De pronto tropezaron con algunos obstáculos amontonados en una cavidad de las peñas.

—¡Demonio! Gritó el marinero, recobrando prontamente el equilibrio.

Unas voces lastimeras respondieron a aquella exclamación.

—¿Hay náufragos aquí? —preguntó Albani.

Varias formas humanas se alzaron delante de él, gimoteando.

—¡Animo jóvenes! —dijo el marinero—. Aquí cerca hay una chalupa dispuesta para transportarlos. ¡Arriba! ¡Poneos de pie, y cuidado con las olas!

—¡Caballeros! —dijo una voz.

—¡Son españoles! —exclamó el veneciano—. ¡Seguidme!

—¡Somos unos pobres tagalos, señor! —dijo la voz.

—Tagalos o españoles, seguidnos; pero cuidado con las olas. ¿Hay más supervivientes?

—Faltan los chinos.

—Enrique encárgate de los chinos, pues se encontrarán todavía algunos vivos. Yo me cuidare de estos pobres náufragos. ¡Apresurémonos, o si no nos arrastrarán las olas!

Se levantaron cinco personas, le cogieron de las manos, le siguieron y descendieron por la escollera con grandes precauciones. El maltés y Piccolo Tonno los esperaba con gruesas ramas de «giunta wan» encendidas todavía.

El veneciano y los náufragos saltaron a la chalupa. Solamente entonces vieron los Robinsones que no eran hombres todos aquellos desgraciados libertados de las olas: eran tres muchachas, un jovencito y un viejo.

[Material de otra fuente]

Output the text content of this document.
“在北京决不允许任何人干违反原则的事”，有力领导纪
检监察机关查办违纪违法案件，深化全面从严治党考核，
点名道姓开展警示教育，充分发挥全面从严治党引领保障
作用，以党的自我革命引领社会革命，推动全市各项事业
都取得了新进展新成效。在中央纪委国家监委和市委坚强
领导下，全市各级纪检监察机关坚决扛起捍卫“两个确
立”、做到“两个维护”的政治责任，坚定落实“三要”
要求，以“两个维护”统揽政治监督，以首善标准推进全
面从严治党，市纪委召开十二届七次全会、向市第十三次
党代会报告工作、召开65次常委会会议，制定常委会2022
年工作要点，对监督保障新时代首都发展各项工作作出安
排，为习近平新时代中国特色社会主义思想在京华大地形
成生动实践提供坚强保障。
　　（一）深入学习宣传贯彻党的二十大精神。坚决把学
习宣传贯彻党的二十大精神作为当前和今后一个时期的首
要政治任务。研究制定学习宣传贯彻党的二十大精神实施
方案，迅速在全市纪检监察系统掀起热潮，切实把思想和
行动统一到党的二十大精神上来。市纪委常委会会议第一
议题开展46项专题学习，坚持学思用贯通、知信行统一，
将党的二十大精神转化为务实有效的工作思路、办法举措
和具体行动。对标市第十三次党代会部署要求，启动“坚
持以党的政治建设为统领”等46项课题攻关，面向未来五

—Conducidlos a los acantilados —dijo Albani al maltés—; yo voy a seguir registrando la escollera.

La chalupa fue bordeando la costa, y Albani se reunió con el marinero, que registraba las peñas por todas partes, dando grandes voces.

—¿Has hallado alguno más? —le preguntó.

—Me parece que las olas han arrastrado a los chinos —respondió el marinero—. No oigo voz alguna.

—¿Y el junco?

—Lo ha despedazado el mar y se ha llevado los restos.

Recorrieron toda la escollera, teniéndose fuertemente cogidos por las manos para resistir la furia del oleaje, registrando huecos, cavidades, etc.; pero no encontraron más náufragos.

—¡Se los ha tragado el mar! —dijo el marinero—. Ya es inútil que prolonguemos nuestras pesquisas, pues un golpe de agua de éstos nos envolvería.

—¡Desgraciados! —murmuró Albani—. ¡Volvámonos!

El maltés y Piccolo Tonno habían desembarcado a los náufragos cerca de la caverna; enseguida volvieron a atravesar el canal y esperaron bajo la escollera. Albani y Enrique se apresuraron a reunirse con ellos y se hicieron conducir junto a los tagalos.

Ahora pensemos en estas pobres gentes —dijo el veneciano—. Tú, Marino, ve a cortar una nueva brazada de «giunta wan» para que se sequen un poco.